After seeing this war firsthand, I don’t have any easy answers. In fact, I may have no answers. You try to find good in something like this; you try to find a reason. You try to explain death. I asked soldiers what they thought and their answers were simple. After nearly a year, it wasn’t about Iraq, the Iraqis, democracy, Donald Rumsfeld or oil. It was about them. They just wanted to finish the job they were sent to do so they could go home.

Just because Gunner Palace doesn’t have an easy message to convey doesn’t mean it’s not about something, something relevant even.

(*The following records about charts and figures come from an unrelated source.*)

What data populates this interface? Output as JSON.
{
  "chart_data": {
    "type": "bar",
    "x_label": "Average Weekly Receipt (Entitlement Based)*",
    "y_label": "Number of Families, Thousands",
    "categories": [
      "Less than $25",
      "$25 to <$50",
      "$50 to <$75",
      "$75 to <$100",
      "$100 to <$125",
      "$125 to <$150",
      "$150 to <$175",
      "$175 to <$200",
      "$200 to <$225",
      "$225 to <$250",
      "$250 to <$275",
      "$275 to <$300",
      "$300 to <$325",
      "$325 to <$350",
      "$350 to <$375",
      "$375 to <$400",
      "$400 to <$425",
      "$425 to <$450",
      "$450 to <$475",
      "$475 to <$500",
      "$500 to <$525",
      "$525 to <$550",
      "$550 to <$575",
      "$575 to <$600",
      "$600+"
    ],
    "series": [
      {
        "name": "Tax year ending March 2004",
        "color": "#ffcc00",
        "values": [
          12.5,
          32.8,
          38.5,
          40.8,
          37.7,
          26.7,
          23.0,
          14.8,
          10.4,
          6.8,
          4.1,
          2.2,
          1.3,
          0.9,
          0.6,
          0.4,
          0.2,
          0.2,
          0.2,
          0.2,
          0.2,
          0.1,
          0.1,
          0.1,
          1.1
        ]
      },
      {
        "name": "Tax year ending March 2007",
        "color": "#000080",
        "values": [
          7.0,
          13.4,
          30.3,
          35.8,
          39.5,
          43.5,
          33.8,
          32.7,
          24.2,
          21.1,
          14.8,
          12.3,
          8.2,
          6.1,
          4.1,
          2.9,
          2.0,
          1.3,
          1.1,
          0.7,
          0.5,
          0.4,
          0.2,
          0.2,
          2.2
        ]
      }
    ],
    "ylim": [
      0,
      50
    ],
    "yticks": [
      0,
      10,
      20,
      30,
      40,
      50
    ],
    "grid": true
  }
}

Although I can think of many reasons why – generally speaking – we are not doing this in games, I can think of no reason why we couldn’t, or shouldn’t.

Comments 3

  1. JP wrote:

    “Although I can think of many reasons why – generally speaking – we are not doing this in games, I can think of no reason why we couldn’t, or shouldn’t.”

    Duh, PROFIT MOTIVE!

    Sorry, that wasn’t very constructive, I’m just really sick of people in the game industry citing the commercial foundation of the biz as a way of shrugging off any and all ethical (and artistic for that matter) responsibility for the subject matter of their products.

    Seeing commercials for fucking Splinter Cell with an audio track of children reciting the Pledge of Allegiance with the tagline “FREEDOM ISN’T FREE” just makes me sick to my stomach.

    Posted 26 Jun 2004 at 1:12
  2. Jurie Horneman wrote:

    Well, yeah, that’s what I’m saying. I see no reason except for reasons inherent to the industry.

    Posted 26 Jun 2004 at 9:34
  3. Bob Appleyard wrote:

    Remove the definite article, then it would be more precise: reasons inherent to industry.